Some of the numerous side effects plaguing individuals undergoing immunosuppressive therapy can be attributed to the fact that current drugs target enzymes found in cells throughout the body - not only immune cells. CP-690,550 is a candidate drug being researched that does not have this problem. It works by inhibiting the enzyme Jak3; this protein is only found in immune cells. Studies show that inhibiting this enzyme using CP-690,550 has the effect of suppressing the immune system, while leaving other body systems unaffected.

Studies are being conducted under a collaborative research and development agreement between Pfizer and the NIAMS Molecular Immunology and Inflammation Branch led by O'Shea and Zhou. Studies have shown that animals treated with CP-690,550 after undergoing heart transplant or kidney transplant surgery survive significantly longer than untreated animals. The treated animals also showed no signs of many common immunosuppressant side effects, such as increased cholesterol and blood pressure, or decrease in white blood cells and platelets. However, the studies did not compare transplant survival of this drug to other common drugs, such as Cyclosporine or Prednisone.

Although this drug is a promising answer to many immunosuppressant side effects, the efficacy of the drug must be determined in transplant individuals. Currently, initial animal studies are promising (including studies involving primates), and additional studies are being conducted to determine if this drug could be used successfully and safely in humans.

Antibodies targeting costimulatory proteins

Equally important as a positive identification of a foreign protein is a costimulatory signal. T and B lymphocytes require an appropriate costimulatory signal to become activated and perform effector functions. In the absence of this signal, anergy (nonresponsiveness) ensues. Costimulatory signals include the interaction between the CD28, CTLA-4, LFA-1, and CD40 Ligand on the T cell with their corresponding receptors on the APC (respectively, B7-1, B7-2, ICAM-1, and CD40). The costimulatory signal can be thought of as a final checkpoint that enables the lymphocyte to begin its destructive behavior. By blocking any of these signals through monoclonal or polyclonal antibodies, lymphocyte action will effectively be inhibited.

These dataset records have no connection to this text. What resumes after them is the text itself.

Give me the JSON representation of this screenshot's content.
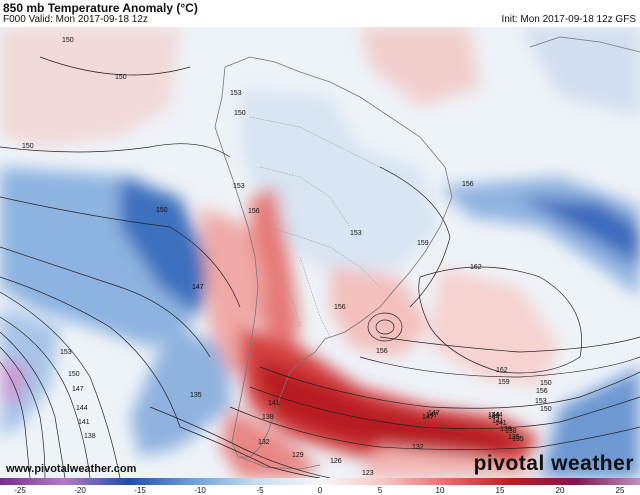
{
  "header": {
    "title": "850 mb Temperature Anomaly (°C)",
    "valid": "F000 Valid: Mon 2017-09-18 12z",
    "init": "Init: Mon 2017-09-18 12z GFS"
  },
  "footer": {
    "website": "www.pivotalweather.com",
    "brand": "pivotal weather"
  },
  "colorbar": {
    "ticks": [
      "-25",
      "-20",
      "-15",
      "-10",
      "-5",
      "0",
      "5",
      "10",
      "15",
      "20",
      "25"
    ],
    "stops": [
      "#7b2a8e",
      "#b479c8",
      "#1f4fa6",
      "#6aa0da",
      "#c6dcf1",
      "#f7f7f7",
      "#f6c6c3",
      "#e66a6a",
      "#b81d20",
      "#7a1a4e",
      "#c58cc0"
    ]
  },
  "contours": {
    "labels": [
      "150",
      "150",
      "150",
      "150",
      "153",
      "150",
      "156",
      "153",
      "147",
      "153",
      "150",
      "147",
      "144",
      "141",
      "138",
      "135",
      "141",
      "138",
      "132",
      "129",
      "126",
      "123",
      "132",
      "135",
      "138",
      "141",
      "144",
      "147",
      "150",
      "153",
      "156",
      "159",
      "162",
      "156",
      "156",
      "156",
      "159",
      "162",
      "150",
      "147",
      "144",
      "153",
      "135",
      "138",
      "141",
      "144",
      "147"
    ]
  },
  "colors": {
    "warm": "#c8282a",
    "cool": "#2c5fb0",
    "land_border": "#555555"
  }
}
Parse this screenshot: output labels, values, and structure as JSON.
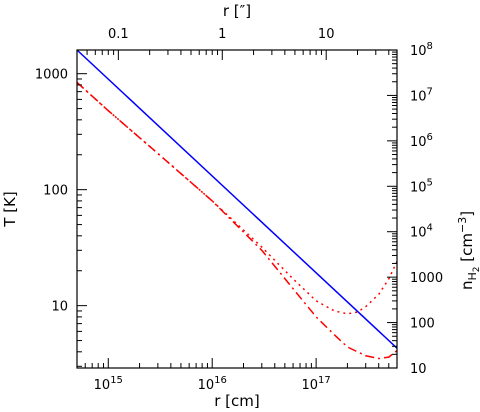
{
  "chart_data": {
    "type": "line",
    "x_scale": "log",
    "xlabel_bottom": "r [cm]",
    "xlim": [
      500000000000000.0,
      6e+17
    ],
    "xticks": [
      {
        "value": 1000000000000000.0,
        "base": "10",
        "exp": "15"
      },
      {
        "value": 1e+16,
        "base": "10",
        "exp": "16"
      },
      {
        "value": 1e+17,
        "base": "10",
        "exp": "17"
      }
    ],
    "xlabel_top": "r [″]",
    "xlim_top": [
      0.04,
      48
    ],
    "xticks_top": [
      {
        "value": 0.1,
        "label": "0.1"
      },
      {
        "value": 1,
        "label": "1"
      },
      {
        "value": 10,
        "label": "10"
      }
    ],
    "ylabel_left": "T [K]",
    "y_scale": "log",
    "ylim": [
      2.9,
      1600
    ],
    "yticks_left": [
      {
        "value": 10,
        "label": "10"
      },
      {
        "value": 100,
        "label": "100"
      },
      {
        "value": 1000,
        "label": "1000"
      }
    ],
    "ylabel_right": {
      "main": "n",
      "sub": "H",
      "subsub": "2",
      "unit": " [cm",
      "unit_exp": "−3",
      "unit_close": "]"
    },
    "ylim_right": [
      10,
      100000000.0
    ],
    "yticks_right": [
      {
        "value": 10,
        "label": "10"
      },
      {
        "value": 100,
        "label": "100"
      },
      {
        "value": 1000,
        "label": "1000"
      },
      {
        "value": 10000.0,
        "base": "10",
        "exp": "4"
      },
      {
        "value": 100000.0,
        "base": "10",
        "exp": "5"
      },
      {
        "value": 1000000.0,
        "base": "10",
        "exp": "6"
      },
      {
        "value": 10000000.0,
        "base": "10",
        "exp": "7"
      },
      {
        "value": 100000000.0,
        "base": "10",
        "exp": "8"
      }
    ],
    "grid": false,
    "series": [
      {
        "axis": "left",
        "color": "#0000ff",
        "dash": "solid",
        "points": [
          [
            500000000000000.0,
            1600
          ],
          [
            6e+17,
            4.3
          ]
        ]
      },
      {
        "axis": "left",
        "color": "#ff0000",
        "dash": "dotted",
        "points": [
          [
            500000000000000.0,
            840
          ],
          [
            1000000000000000.0,
            480
          ],
          [
            3000000000000000.0,
            205
          ],
          [
            1e+16,
            80
          ],
          [
            3e+16,
            32
          ],
          [
            6e+16,
            17
          ],
          [
            1e+17,
            11
          ],
          [
            1.5e+17,
            9.0
          ],
          [
            2e+17,
            8.5
          ],
          [
            2.5e+17,
            8.8
          ],
          [
            3e+17,
            9.8
          ],
          [
            4e+17,
            12.5
          ],
          [
            5e+17,
            17
          ],
          [
            6e+17,
            24
          ]
        ]
      },
      {
        "axis": "left",
        "color": "#ff0000",
        "dash": "dashdot",
        "points": [
          [
            500000000000000.0,
            840
          ],
          [
            1000000000000000.0,
            480
          ],
          [
            3000000000000000.0,
            205
          ],
          [
            1e+16,
            80
          ],
          [
            3e+16,
            30
          ],
          [
            6e+16,
            14
          ],
          [
            1e+17,
            8.0
          ],
          [
            1.5e+17,
            5.6
          ],
          [
            2e+17,
            4.4
          ],
          [
            3e+17,
            3.7
          ],
          [
            4e+17,
            3.5
          ],
          [
            5e+17,
            3.6
          ],
          [
            6e+17,
            4.1
          ]
        ]
      }
    ]
  }
}
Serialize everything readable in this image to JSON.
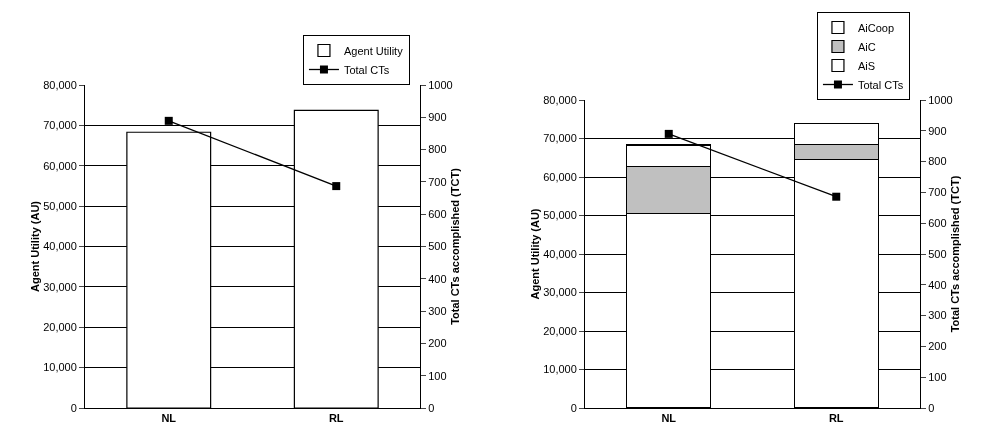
{
  "chart_data": [
    {
      "type": "bar",
      "categories": [
        "NL",
        "RL"
      ],
      "ylabel": "Agent Utility (AU)",
      "y2label": "Total CTs accomplished (TCT)",
      "series": [
        {
          "name": "Agent Utility",
          "color": "#ffffff",
          "values": [
            68300,
            73700
          ]
        },
        {
          "name": "Total CTs",
          "type": "line",
          "axis": "y2",
          "color": "#000000",
          "values": [
            889,
            687
          ]
        }
      ],
      "ylim": [
        0,
        80000
      ],
      "yticks": [
        0,
        {
          "value": 10000,
          "label": "10,000"
        },
        {
          "value": 20000,
          "label": "20,000"
        },
        {
          "value": 30000,
          "label": "30,000"
        },
        {
          "value": 40000,
          "label": "40,000"
        },
        {
          "value": 50000,
          "label": "50,000"
        },
        {
          "value": 60000,
          "label": "60,000"
        },
        {
          "value": 70000,
          "label": "70,000"
        },
        {
          "value": 80000,
          "label": "80,000"
        }
      ],
      "y2lim": [
        0,
        1000
      ],
      "y2ticks": [
        0,
        100,
        200,
        300,
        400,
        500,
        600,
        700,
        800,
        900,
        1000
      ],
      "grid": "y",
      "legend": "top right",
      "marker": "square",
      "line_style": "solid"
    },
    {
      "type": "bar",
      "categories": [
        "NL",
        "RL"
      ],
      "ylabel": "Agent Utility (AU)",
      "y2label": "Total CTs accomplished (TCT)",
      "stacked": true,
      "series": [
        {
          "name": "AiS",
          "color": "#ffffff",
          "values": [
            50600,
            64600
          ]
        },
        {
          "name": "AiC",
          "color": "#c0c0c0",
          "values": [
            12200,
            3900
          ]
        },
        {
          "name": "AiCoop",
          "color": "#ffffff",
          "values": [
            5500,
            5300
          ]
        },
        {
          "name": "Total CTs",
          "type": "line",
          "axis": "y2",
          "color": "#000000",
          "values": [
            890,
            686
          ]
        }
      ],
      "ylim": [
        0,
        80000
      ],
      "yticks": [
        0,
        {
          "value": 10000,
          "label": "10,000"
        },
        {
          "value": 20000,
          "label": "20,000"
        },
        {
          "value": 30000,
          "label": "30,000"
        },
        {
          "value": 40000,
          "label": "40,000"
        },
        {
          "value": 50000,
          "label": "50,000"
        },
        {
          "value": 60000,
          "label": "60,000"
        },
        {
          "value": 70000,
          "label": "70,000"
        },
        {
          "value": 80000,
          "label": "80,000"
        }
      ],
      "y2lim": [
        0,
        1000
      ],
      "y2ticks": [
        0,
        100,
        200,
        300,
        400,
        500,
        600,
        700,
        800,
        900,
        1000
      ],
      "grid": "y",
      "legend": "top right",
      "marker": "square",
      "line_style": "solid"
    }
  ]
}
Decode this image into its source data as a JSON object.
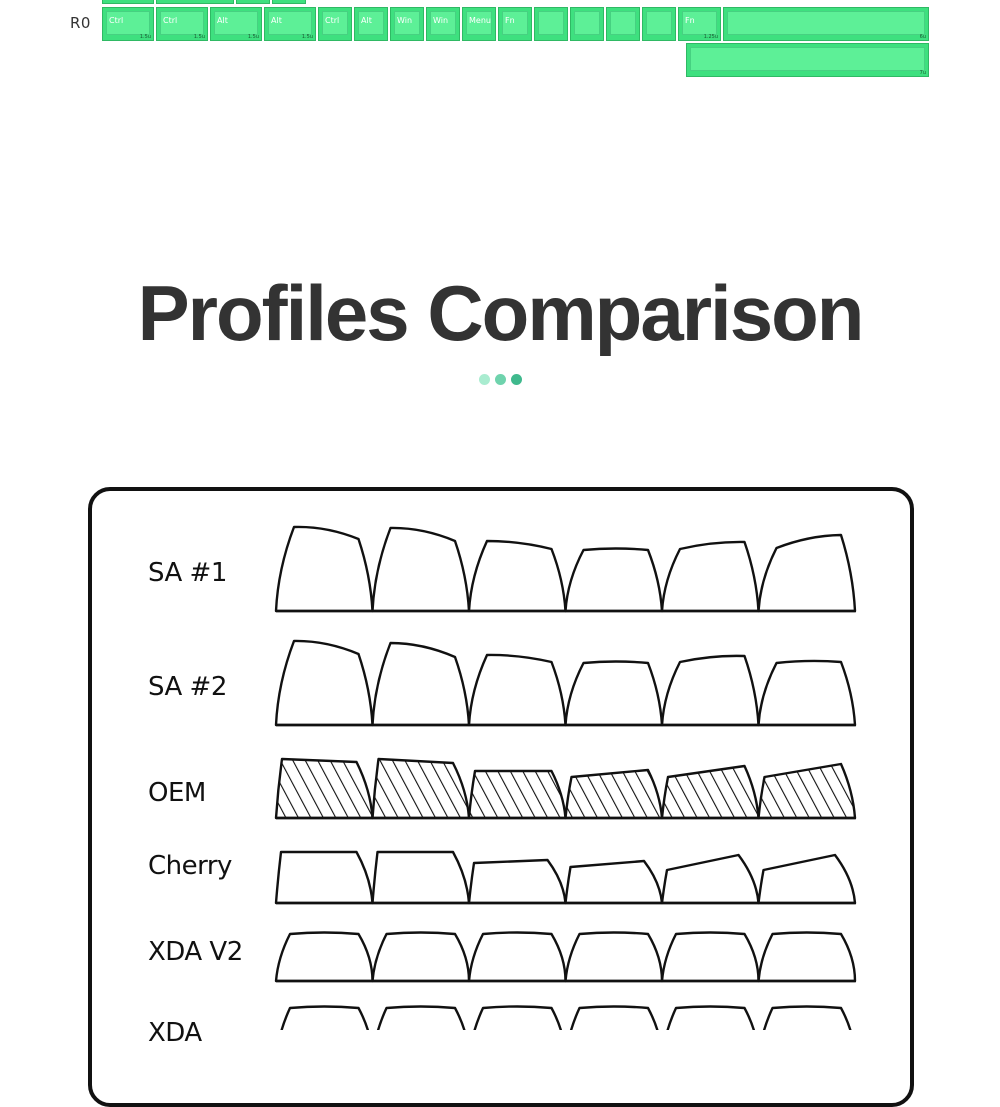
{
  "keyboard": {
    "row_label": "R0",
    "keys": [
      {
        "legend": "Ctrl",
        "size": "1.5u"
      },
      {
        "legend": "Ctrl",
        "size": "1.5u"
      },
      {
        "legend": "Alt",
        "size": "1.5u"
      },
      {
        "legend": "Alt",
        "size": "1.5u"
      },
      {
        "legend": "Ctrl",
        "size": ""
      },
      {
        "legend": "Alt",
        "size": ""
      },
      {
        "legend": "Win",
        "size": ""
      },
      {
        "legend": "Win",
        "size": ""
      },
      {
        "legend": "Menu",
        "size": ""
      },
      {
        "legend": "Fn",
        "size": ""
      },
      {
        "legend": "",
        "size": ""
      },
      {
        "legend": "",
        "size": ""
      },
      {
        "legend": "",
        "size": ""
      },
      {
        "legend": "",
        "size": ""
      },
      {
        "legend": "Fn",
        "size": "1.25u"
      },
      {
        "legend": "",
        "size": "6u"
      },
      {
        "legend": "",
        "size": "7u"
      }
    ],
    "key_color": "#3ee07f"
  },
  "heading": {
    "title": "Profiles Comparison",
    "dot_colors": [
      "#a9ecd0",
      "#6fd3ad",
      "#3fb98d"
    ]
  },
  "comparison": {
    "profiles": [
      {
        "name": "SA #1",
        "style": "sculpted-tall"
      },
      {
        "name": "SA #2",
        "style": "sculpted-tall"
      },
      {
        "name": "OEM",
        "style": "hatched"
      },
      {
        "name": "Cherry",
        "style": "sculpted-low"
      },
      {
        "name": "XDA V2",
        "style": "uniform"
      },
      {
        "name": "XDA",
        "style": "uniform"
      }
    ]
  }
}
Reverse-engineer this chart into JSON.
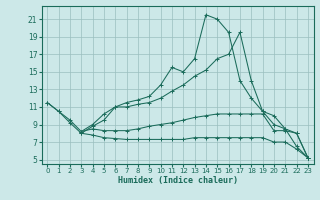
{
  "xlabel": "Humidex (Indice chaleur)",
  "bg_color": "#cce8e8",
  "grid_color": "#9bbfbf",
  "line_color": "#1a6b5a",
  "xlim": [
    -0.5,
    23.5
  ],
  "ylim": [
    4.5,
    22.5
  ],
  "yticks": [
    5,
    7,
    9,
    11,
    13,
    15,
    17,
    19,
    21
  ],
  "xticks": [
    0,
    1,
    2,
    3,
    4,
    5,
    6,
    7,
    8,
    9,
    10,
    11,
    12,
    13,
    14,
    15,
    16,
    17,
    18,
    19,
    20,
    21,
    22,
    23
  ],
  "lines": [
    {
      "x": [
        0,
        1,
        2,
        3,
        4,
        5,
        6,
        7,
        8,
        9,
        10,
        11,
        12,
        13,
        14,
        15,
        16,
        17,
        18,
        19,
        20,
        21,
        22,
        23
      ],
      "y": [
        11.5,
        10.5,
        9.5,
        8.2,
        9.0,
        10.2,
        11.0,
        11.5,
        11.8,
        12.2,
        13.5,
        15.5,
        15.0,
        16.5,
        21.5,
        21.0,
        19.5,
        14.0,
        12.0,
        10.5,
        9.0,
        8.5,
        6.5,
        5.2
      ]
    },
    {
      "x": [
        0,
        1,
        2,
        3,
        4,
        5,
        6,
        7,
        8,
        9,
        10,
        11,
        12,
        13,
        14,
        15,
        16,
        17,
        18,
        19,
        20,
        21,
        22,
        23
      ],
      "y": [
        11.5,
        10.5,
        9.2,
        8.0,
        8.8,
        9.5,
        11.0,
        11.0,
        11.3,
        11.5,
        12.0,
        12.8,
        13.5,
        14.5,
        15.2,
        16.5,
        17.0,
        19.5,
        14.0,
        10.5,
        10.0,
        8.5,
        8.0,
        5.2
      ]
    },
    {
      "x": [
        3,
        4,
        5,
        6,
        7,
        8,
        9,
        10,
        11,
        12,
        13,
        14,
        15,
        16,
        17,
        18,
        19,
        20,
        21,
        22,
        23
      ],
      "y": [
        8.2,
        8.5,
        8.3,
        8.3,
        8.3,
        8.5,
        8.8,
        9.0,
        9.2,
        9.5,
        9.8,
        10.0,
        10.2,
        10.2,
        10.2,
        10.2,
        10.2,
        8.3,
        8.3,
        8.0,
        5.2
      ]
    },
    {
      "x": [
        3,
        4,
        5,
        6,
        7,
        8,
        9,
        10,
        11,
        12,
        13,
        14,
        15,
        16,
        17,
        18,
        19,
        20,
        21,
        22,
        23
      ],
      "y": [
        8.0,
        7.8,
        7.5,
        7.4,
        7.3,
        7.3,
        7.3,
        7.3,
        7.3,
        7.3,
        7.5,
        7.5,
        7.5,
        7.5,
        7.5,
        7.5,
        7.5,
        7.0,
        7.0,
        6.2,
        5.2
      ]
    }
  ]
}
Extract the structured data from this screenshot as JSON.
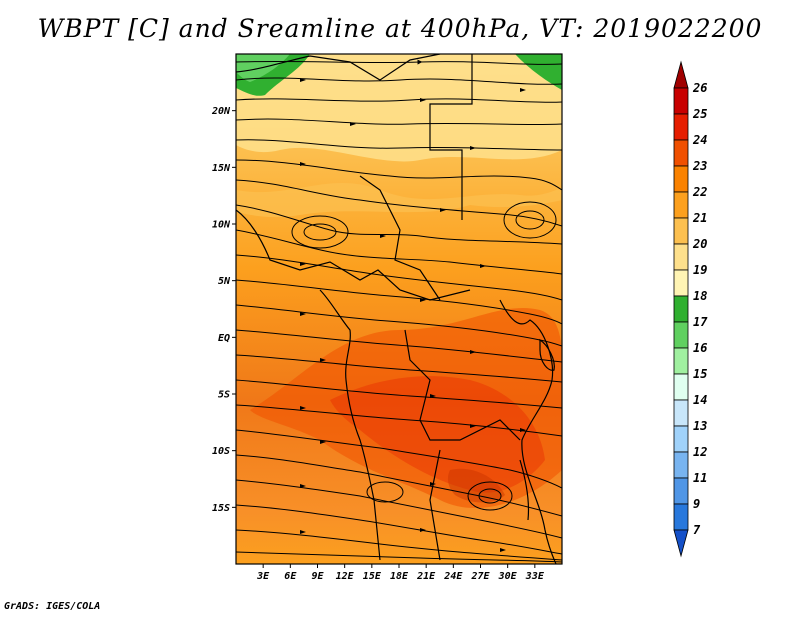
{
  "title": "WBPT [C] and Sreamline at 400hPa, VT: 2019022200",
  "footer": "GrADS: IGES/COLA",
  "map": {
    "lon_range": [
      0,
      36
    ],
    "lat_range": [
      -20,
      25
    ],
    "x_ticks": [
      "3E",
      "6E",
      "9E",
      "12E",
      "15E",
      "18E",
      "21E",
      "24E",
      "27E",
      "30E",
      "33E"
    ],
    "x_tick_values": [
      3,
      6,
      9,
      12,
      15,
      18,
      21,
      24,
      27,
      30,
      33
    ],
    "y_ticks": [
      "20N",
      "15N",
      "10N",
      "5N",
      "EQ",
      "5S",
      "10S",
      "15S"
    ],
    "y_tick_values": [
      20,
      15,
      10,
      5,
      0,
      -5,
      -10,
      -15
    ]
  },
  "colorbar": {
    "labels": [
      "26",
      "25",
      "24",
      "23",
      "22",
      "21",
      "20",
      "19",
      "18",
      "17",
      "16",
      "15",
      "14",
      "13",
      "12",
      "11",
      "9",
      "7"
    ],
    "colors": [
      "#a00000",
      "#c80000",
      "#e61e00",
      "#f05000",
      "#fa8200",
      "#fca01e",
      "#fcc050",
      "#fee08c",
      "#fff4b4",
      "#30b030",
      "#60d060",
      "#a0f0a0",
      "#e0fff0",
      "#c8e6fa",
      "#a0d2fa",
      "#78b4f0",
      "#5096e6",
      "#2878dc",
      "#1450c8"
    ]
  }
}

This has resulted in intense research involving antibodies specific for these surface proteins. Because a costimulatory signal is only needed activate immature lymphocytes, mature B and T cells needed for normal immune function (such as common diseases) are spared. Thus, only limited impairment of the immune system is experienced. Many costimulatory antibodies are currently undergoing animal trials. As a whole, they appear to be promising for clinical use.